Spiking solutions

Discussions about sample preparation: extraction, cleanup, derivatization, etc.

8 posts Page 1 of 1
I am conducting an experiment that requires me to spike a biological matrix, let's say 2 mL urine, with a drug. I have read some papers where the author says that the drug standard (in 2 mL of urine) was prepared at conc. 250, 500, 1000 ng/mL by adding 50, 100, and 200 uL of drug standard mixture (conc. 20 ug/mL). I fail to understand how they got the final concentration of 250, 500 and 1000 ng/mL.

I also don't understand why we can't simply spike a matrix (mine will be 0.5 mL) with a drug std that is 100 ug/mL. If I spike it with 100 uL or 1 mL, the conc. will be still 100 ug/mL.

I would greatly appreciate your help!
How much drug (micrograms) is in 1 ml of standard ?. If you add the 1 ml of standard to 0.5 ml of matrix, what is the final volume that the drug is now dissolved in ?

Peter
Peter Apps
Thank you for your reply.

Initially my drug was 1 mg/mL but I have decided to dilute it to 100 ug/mL. Therefore there is 100 ug of drug in 1 mL of methanol. My matrix volume is 0.5 mL therefore spiking it with 1 mL of drug is pointless. I want to spike it with 100 uL of 100 ug/mL drug (or perhaps 10 uL?). Does it make sense? This is not the way authors do or write in their papers which means I am missing something.
One more thing:

I have found a procedure of extraction of a drug from a biological matrix where it says:
Cal 2: 50 (ng/mL)-> 100 uL of 1 ug/mL standard
Cal 3: 100 -> 200 uL of 1 ug/mL standard
Volume of sample: 2 mL

That means that when I spike my solutions with 1 ug/mL STD, the concentration of drug is not 1 ug/mL (in the matrix). It is (1*100)/2000 = 50 ng/mL

Is this a correct approach to prepare drug standards in biological matrices?
This is really very simple:

Calculate the mass of drug you have in the volume of standard that you use.

Calculate or measure the final volume of sample plus standard.

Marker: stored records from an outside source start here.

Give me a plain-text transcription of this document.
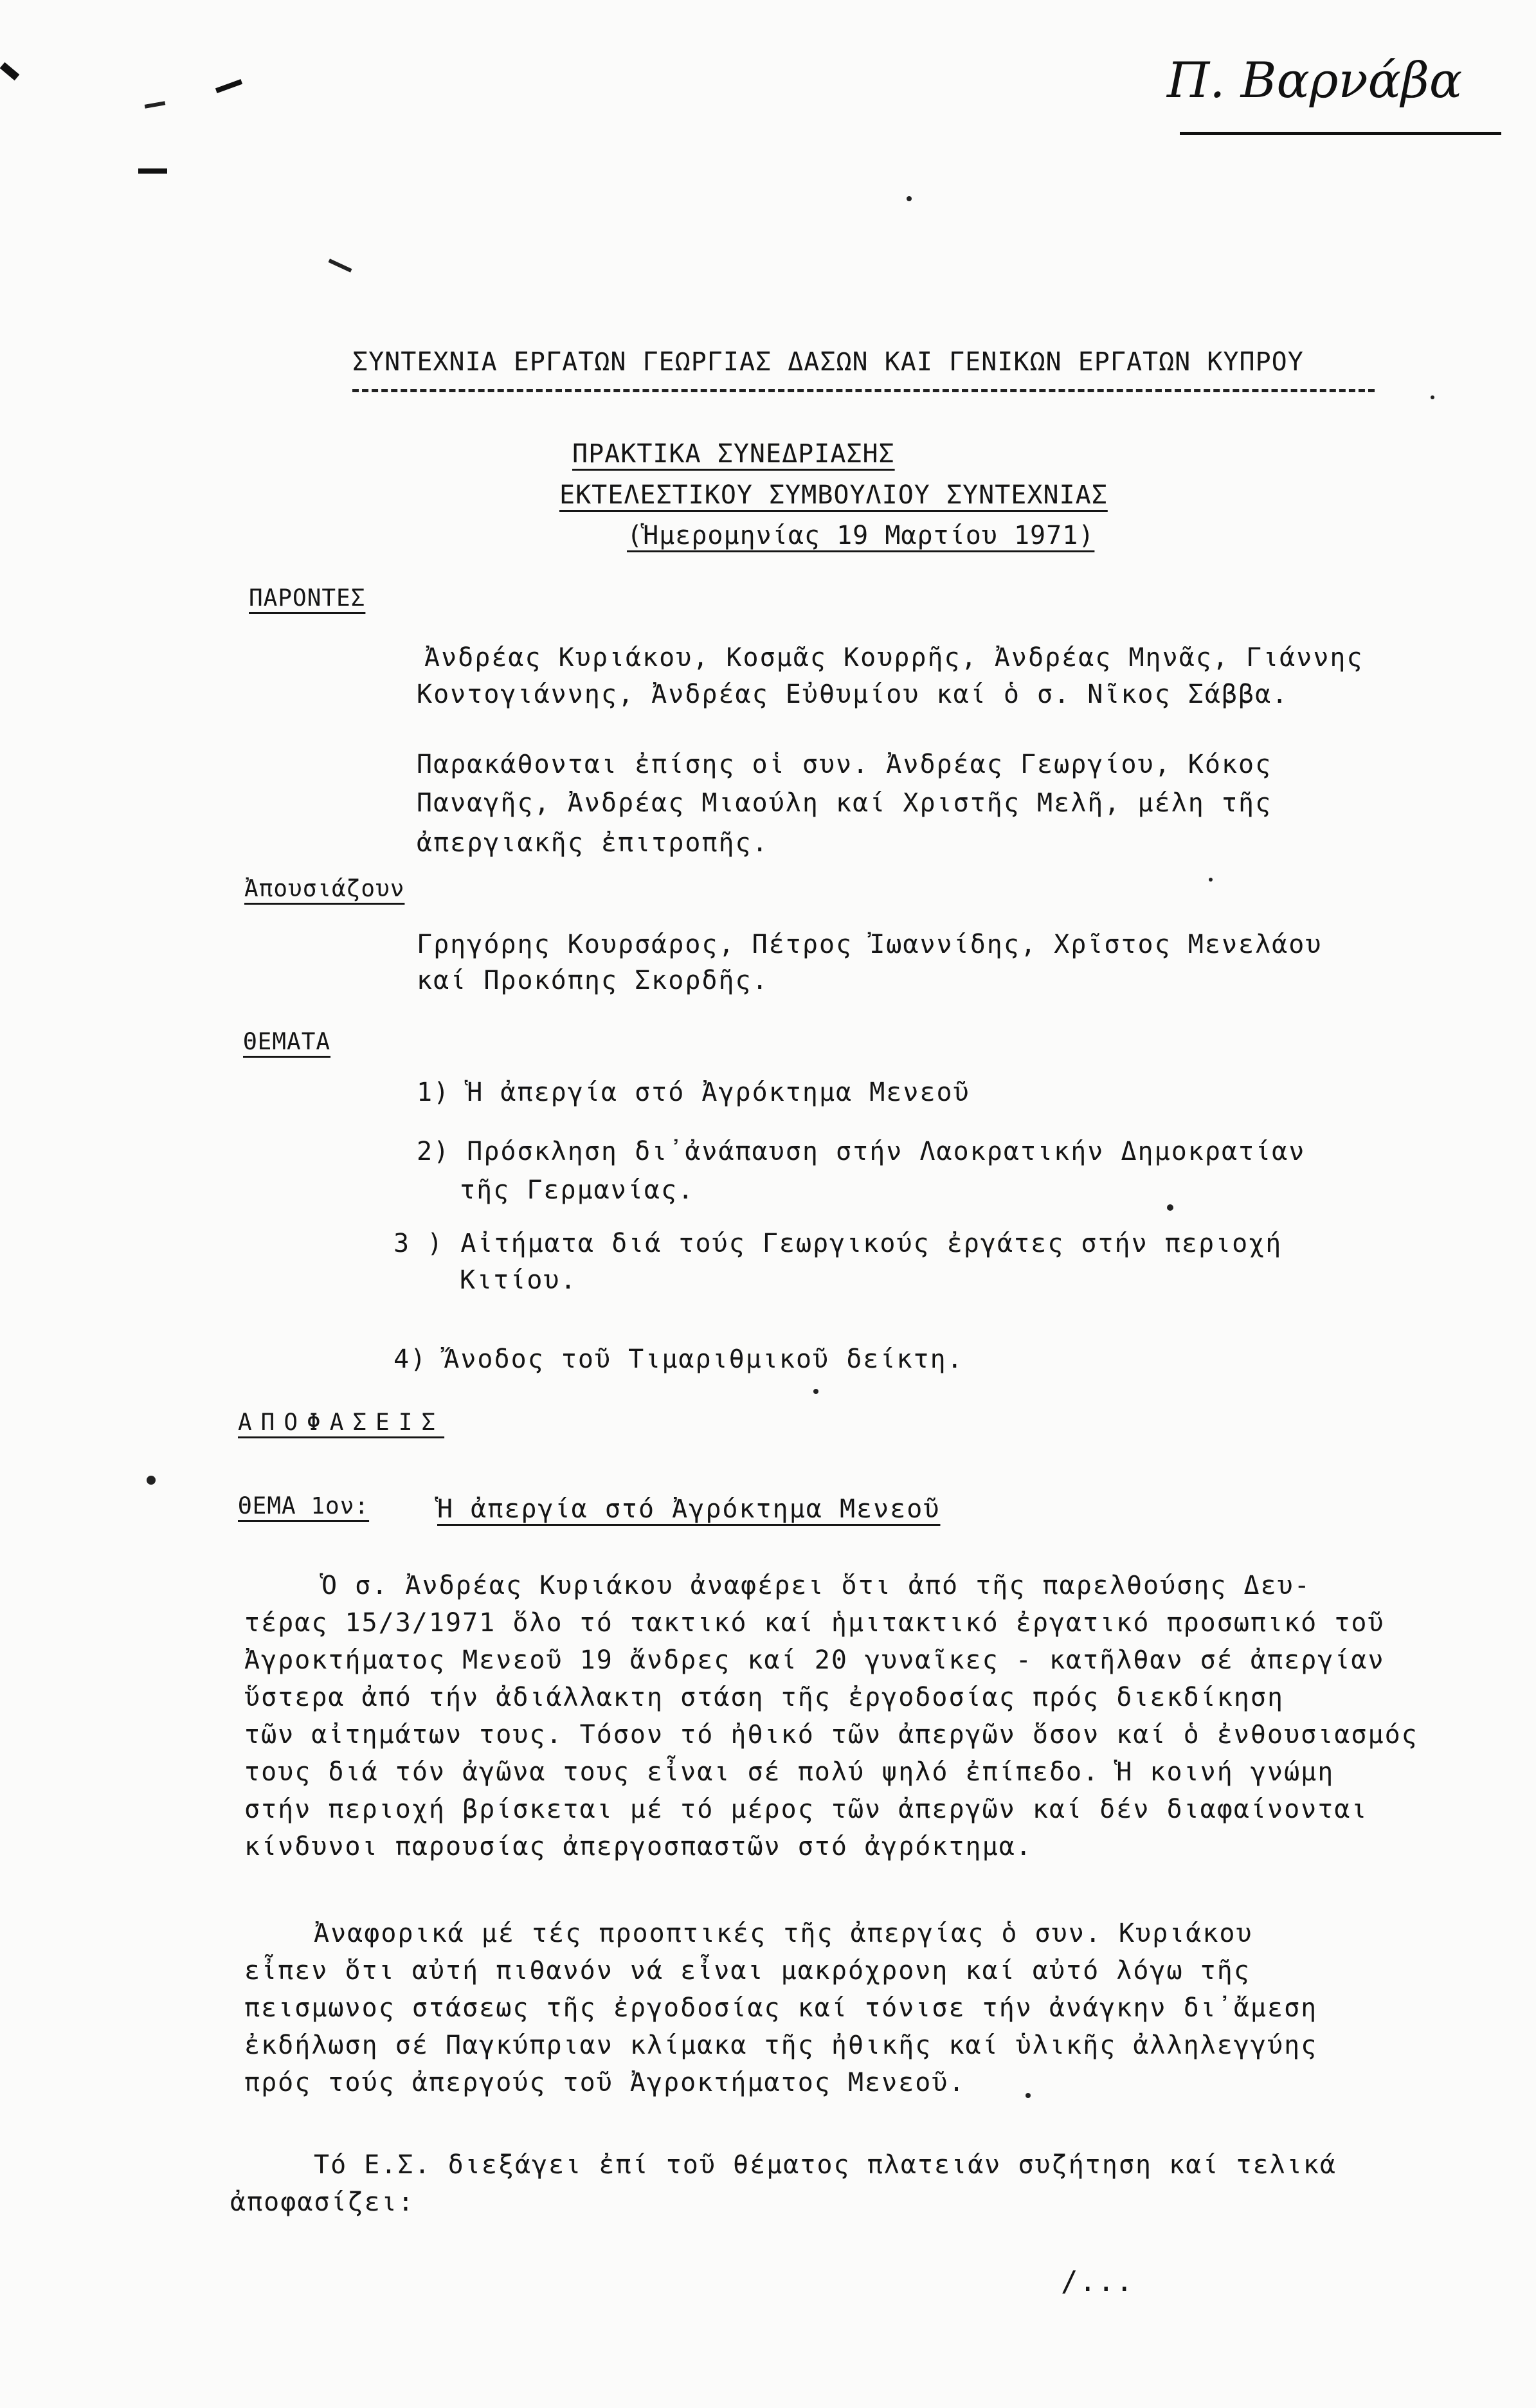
Π. Βαρνάβα
ΣΥΝΤΕΧΝΙΑ ΕΡΓΑΤΩΝ ΓΕΩΡΓΙΑΣ ΔΑΣΩΝ ΚΑΙ ΓΕΝΙΚΩΝ ΕΡΓΑΤΩΝ ΚΥΠΡΟΥ
ΠΡΑΚΤΙΚΑ ΣΥΝΕΔΡΙΑΣΗΣ
ΕΚΤΕΛΕΣΤΙΚΟΥ ΣΥΜΒΟΥΛΙΟΥ ΣΥΝΤΕΧΝΙΑΣ
(Ἡμερομηνίας 19 Μαρτίου 1971)
ΠΑΡΟΝΤΕΣ
Ἀνδρέας Κυριάκου, Κοσμᾶς Κουρρῆς, Ἀνδρέας Μηνᾶς, Γιάννης
Κοντογιάννης, Ἀνδρέας Εὐθυμίου καί ὁ σ. Νῖκος Σάββα.
Παρακάθονται ἐπίσης οἱ συν. Ἀνδρέας Γεωργίου, Κόκος
Παναγῆς, Ἀνδρέας Μιαούλη καί Χριστῆς Μελῆ, μέλη τῆς
ἀπεργιακῆς ἐπιτροπῆς.
Ἀπουσιάζουν
Γρηγόρης Κουρσάρος, Πέτρος Ἰωαννίδης, Χρῖστος Μενελάου
καί Προκόπης Σκορδῆς.
ΘΕΜΑΤΑ
1) Ἡ ἀπεργία στό Ἀγρόκτημα Μενεοῦ
2) Πρόσκληση δι᾽ἀνάπαυση στήν Λαοκρατικήν Δημοκρατίαν
τῆς Γερμανίας.
3 ) Αἰτήματα διά τούς Γεωργικούς ἐργάτες στήν περιοχή
Κιτίου.
4) Ἄνοδος τοῦ Τιμαριθμικοῦ δείκτη.
ΑΠΟΦΑΣΕΙΣ
ΘΕΜΑ 1ον:	Ἡ ἀπεργία στό Ἀγρόκτημα Μενεοῦ
Ὁ σ. Ἀνδρέας Κυριάκου ἀναφέρει ὅτι ἀπό τῆς παρελθούσης Δευ-
τέρας 15/3/1971 ὅλο τό τακτικό καί ἡμιτακτικό ἐργατικό προσωπικό τοῦ
Ἀγροκτήματος Μενεοῦ 19 ἄνδρες καί 20 γυναῖκες - κατῆλθαν σέ ἀπεργίαν
ὕστερα ἀπό τήν ἀδιάλλακτη στάση τῆς ἐργοδοσίας πρός διεκδίκηση
τῶν αἰτημάτων τους. Τόσον τό ἠθικό τῶν ἀπεργῶν ὅσον καί ὁ ἐνθουσιασμός
τους διά τόν ἀγῶνα τους εἶναι σέ πολύ ψηλό ἐπίπεδο. Ἡ κοινή γνώμη
στήν περιοχή βρίσκεται μέ τό μέρος τῶν ἀπεργῶν καί δέν διαφαίνονται
κίνδυνοι παρουσίας ἀπεργοσπαστῶν στό ἀγρόκτημα.
Ἀναφορικά μέ τές προοπτικές τῆς ἀπεργίας ὁ συν. Κυριάκου
εἶπεν ὅτι αὐτή πιθανόν νά εἶναι μακρόχρονη καί αὐτό λόγω τῆς
πεισμωνος στάσεως τῆς ἐργοδοσίας καί τόνισε τήν ἀνάγκην δι᾽ἄμεση
ἐκδήλωση σέ Παγκύπριαν κλίμακα τῆς ἠθικῆς καί ὑλικῆς ἀλληλεγγύης
πρός τούς ἀπεργούς τοῦ Ἀγροκτήματος Μενεοῦ.
Τό Ε.Σ. διεξάγει ἐπί τοῦ θέματος πλατειάν συζήτηση καί τελικά
ἀποφασίζει:
/...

Divide the mass by the volume to get the concentration in the spiked sample (assuming the sample had no drug in it to begin with).

Peter
Peter Apps
Something else to consider, when you add a relatively large volume of methanol to your urine you no longer have urine but a mixture.
This is one reason to keep the spike volume low compared to the sample volume.
amateur23 wrote:
One more thing:

I have found a procedure of extraction of a drug from a biological matrix where it says:
Cal 2: 50 (ng/mL)-> 100 uL of 1 ug/mL standard
Cal 3: 100 -> 200 uL of 1 ug/mL standard
Volume of sample: 2 mL

That means that when I spike my solutions with 1 ug/mL STD, the concentration of drug is not 1 ug/mL (in the matrix). It is (1*100)/2000 = 50 ng/mL

Is this a correct approach to prepare drug standards in biological matrices?


1ug/ml is equal to 1ng/ul. If you spike 100ul into your 500ul matrix you now have 100ng in 600ul total volume which would be equal to 166.6ng/1ml.

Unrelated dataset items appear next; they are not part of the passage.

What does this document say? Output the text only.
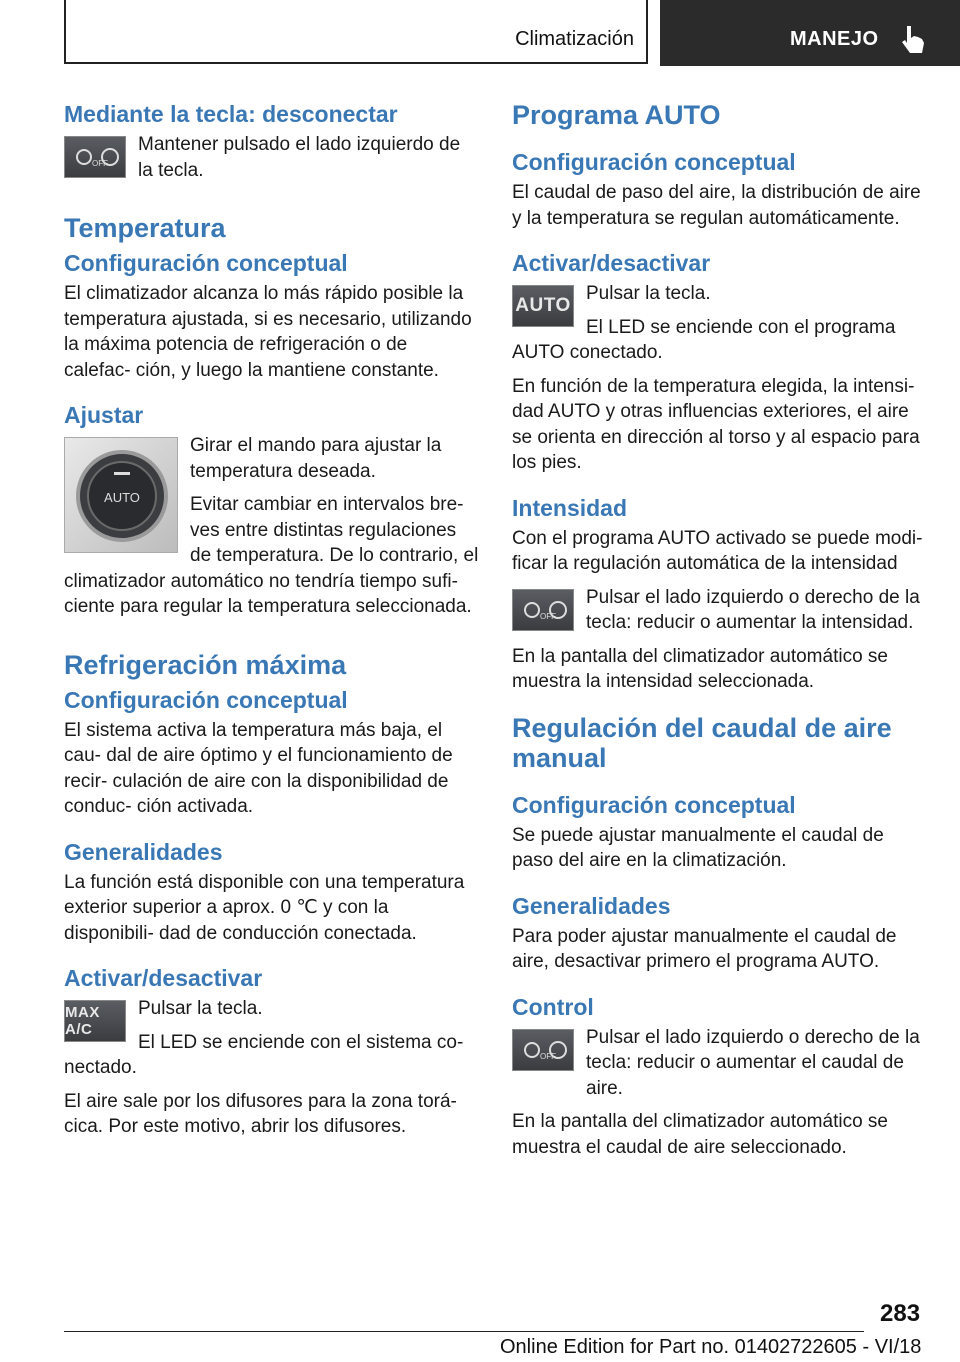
Climatización	MANEJO
Mediante la tecla: desconectar
OFF

Mantener pulsado el lado izquierdo de la tecla.

Temperatura
Configuración conceptual

El climatizador alcanza lo más rápido posible la temperatura ajustada, si es necesario, utilizando la máxima potencia de refrigeración o de calefac- ción, y luego la mantiene constante.

Ajustar
AUTO

Girar el mando para ajustar la temperatura deseada.

Evitar cambiar en intervalos bre- ves entre distintas regulaciones de temperatura. De lo contrario, el climatizador automático no tendría tiempo sufi- ciente para regular la temperatura seleccionada.

Refrigeración máxima
Configuración conceptual

El sistema activa la temperatura más baja, el cau- dal de aire óptimo y el funcionamiento de recir- culación de aire con la disponibilidad de conduc- ción activada.

Generalidades

La función está disponible con una temperatura exterior superior a aprox. 0 ℃ y con la disponibili- dad de conducción conectada.

Activar/desactivar
MAX A/C

Pulsar la tecla.

El LED se enciende con el sistema co- nectado.

El aire sale por los difusores para la zona torá- cica. Por este motivo, abrir los difusores.

Programa AUTO
Configuración conceptual

El caudal de paso del aire, la distribución de aire y la temperatura se regulan automáticamente.

Activar/desactivar
AUTO

Pulsar la tecla.

El LED se enciende con el programa AUTO conectado.

En función de la temperatura elegida, la intensi- dad AUTO y otras influencias exteriores, el aire se orienta en dirección al torso y al espacio para los pies.

Intensidad

Con el programa AUTO activado se puede modi- ficar la regulación automática de la intensidad

OFF

Pulsar el lado izquierdo o derecho de la tecla: reducir o aumentar la intensidad.

En la pantalla del climatizador automático se muestra la intensidad seleccionada.

Regulación del caudal de aire manual
Configuración conceptual

Se puede ajustar manualmente el caudal de paso del aire en la climatización.

Generalidades

Para poder ajustar manualmente el caudal de aire, desactivar primero el programa AUTO.

Control
OFF

Pulsar el lado izquierdo o derecho de la tecla: reducir o aumentar el caudal de aire.

En la pantalla del climatizador automático se muestra el caudal de aire seleccionado.

283
Online Edition for Part no. 01402722605 - VI/18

If you make your spiking solution 10x more concentrated, then you have 10ng/ul and you can spike 10ul into the 500ul of matrix which gives you 100ng/510ul which would be 196ng/1ml.

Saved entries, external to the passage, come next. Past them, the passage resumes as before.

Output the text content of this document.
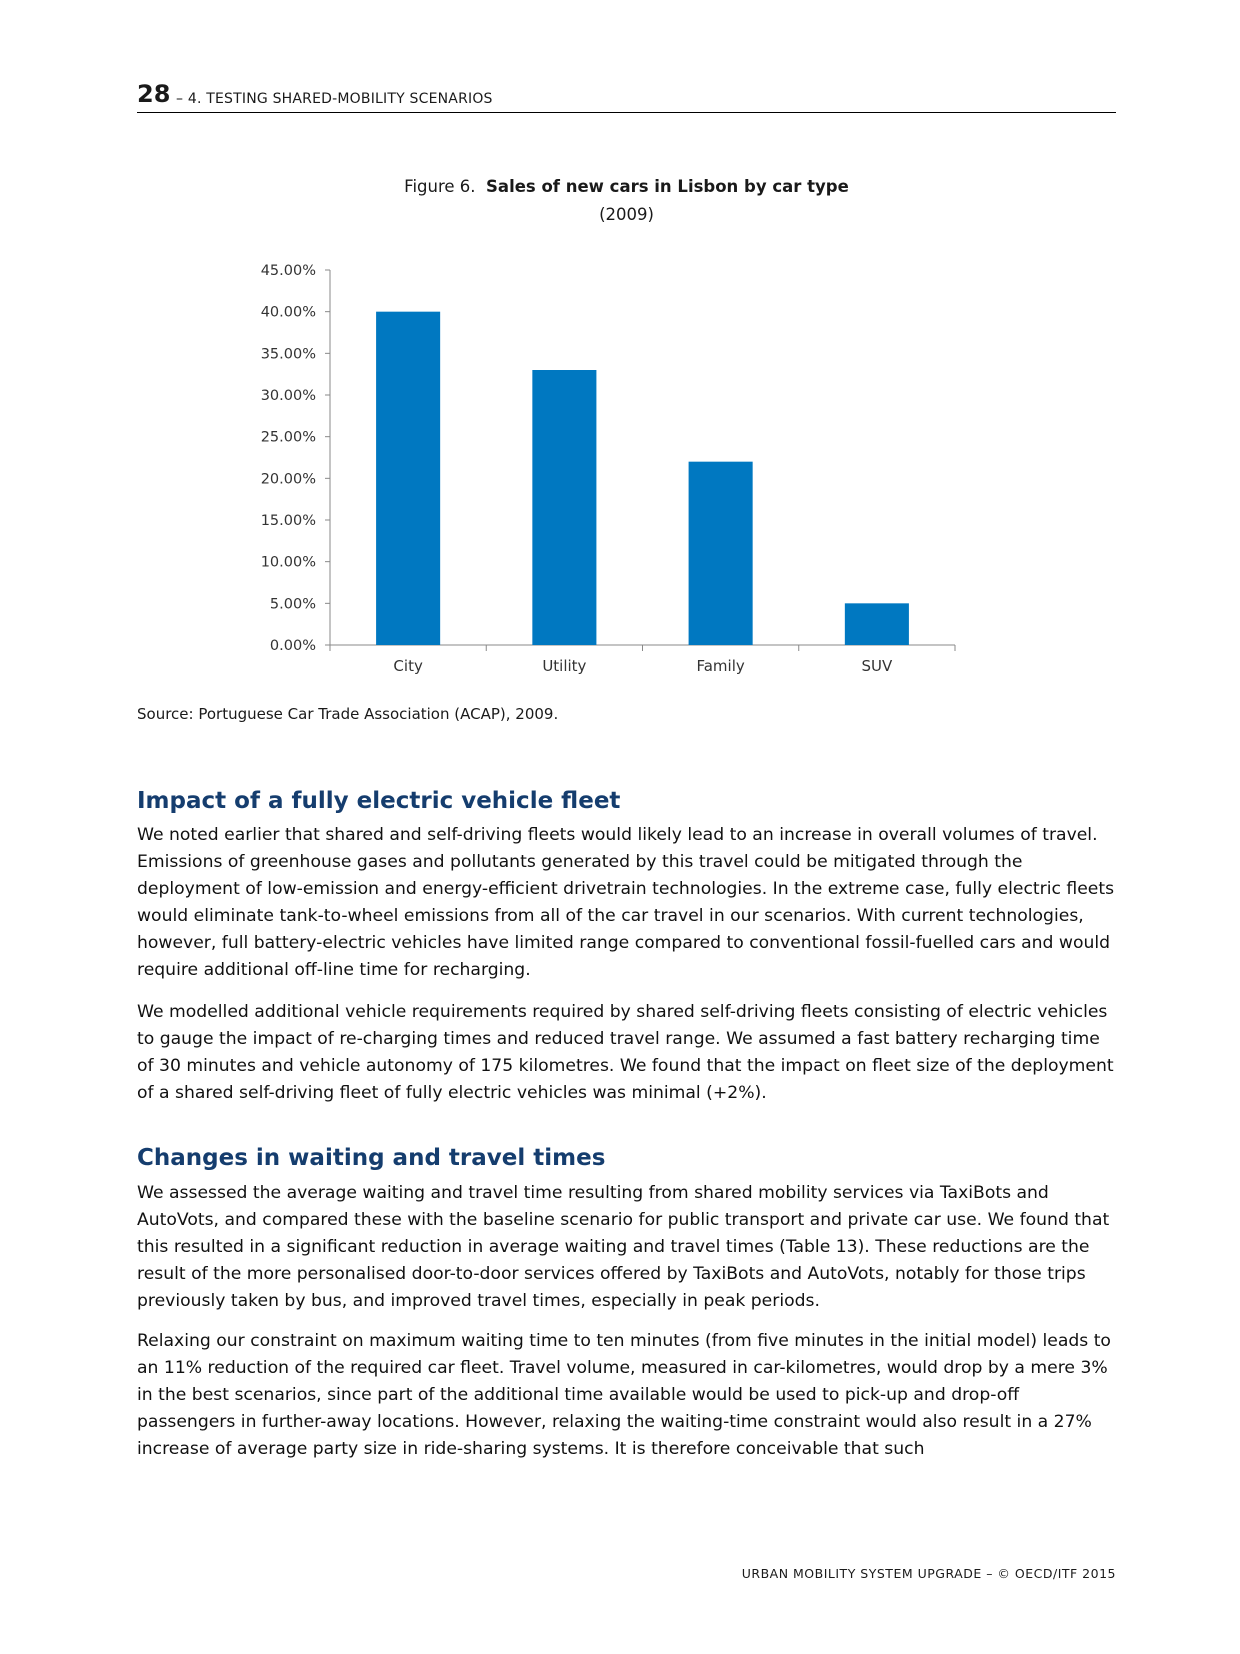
28 – 4. TESTING SHARED-MOBILITY SCENARIOS
Figure 6. Sales of new cars in Lisbon by car type
(2009)
0.00%
5.00%
10.00%
15.00%
20.00%
25.00%
30.00%
35.00%
40.00%
45.00%
City	Utility	Family	SUV
Source: Portuguese Car Trade Association (ACAP), 2009.
Impact of a fully electric vehicle fleet

We noted earlier that shared and self-driving fleets would likely lead to an increase in overall volumes of travel. Emissions of greenhouse gases and pollutants generated by this travel could be mitigated through the deployment of low-emission and energy-efficient drivetrain technologies. In the extreme case, fully electric fleets would eliminate tank-to-wheel emissions from all of the car travel in our scenarios. With current technologies, however, full battery-electric vehicles have limited range compared to conventional fossil-fuelled cars and would require additional off-line time for recharging.

We modelled additional vehicle requirements required by shared self-driving fleets consisting of electric vehicles to gauge the impact of re-charging times and reduced travel range. We assumed a fast battery recharging time of 30 minutes and vehicle autonomy of 175 kilometres. We found that the impact on fleet size of the deployment of a shared self-driving fleet of fully electric vehicles was minimal (+2%).

Changes in waiting and travel times

We assessed the average waiting and travel time resulting from shared mobility services via TaxiBots and AutoVots, and compared these with the baseline scenario for public transport and private car use. We found that this resulted in a significant reduction in average waiting and travel times (Table 13). These reductions are the result of the more personalised door-to-door services offered by TaxiBots and AutoVots, notably for those trips previously taken by bus, and improved travel times, especially in peak periods.

Relaxing our constraint on maximum waiting time to ten minutes (from five minutes in the initial model) leads to an 11% reduction of the required car fleet. Travel volume, measured in car-kilometres, would drop by a mere 3% in the best scenarios, since part of the additional time available would be used to pick-up and drop-off passengers in further-away locations. However, relaxing the waiting-time constraint would also result in a 27% increase of average party size in ride-sharing systems. It is therefore conceivable that such

URBAN MOBILITY SYSTEM UPGRADE – © OECD/ITF 2015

If you make your spiking solution 100x more concentrated, then you have 100ng/ul and you can spike 1ul into the 500ul of matrix which gives you 100ng/501ul which would be 199.6ng/1ml.

When you inject onto the instrument, it does not read total mass per total amount of matrix, it reads mass per volume injected. The only way to make it work without having to calculate exact concentrations for your standards in you matrix would be to inject the full amount of matrix plus standard in to the instrument in a single injection. You also have to take into account what effects on instrument response are caused by injecting matrix alone, or matrix plus methanol from the standard. By adding less of a more concentrated spiking solution you introduce less effect of the mixed matrix.
The past is there to guide us into the future, not to dwell in.
Thank you all for your answers. It seems very straightforward now, I appreciate your help!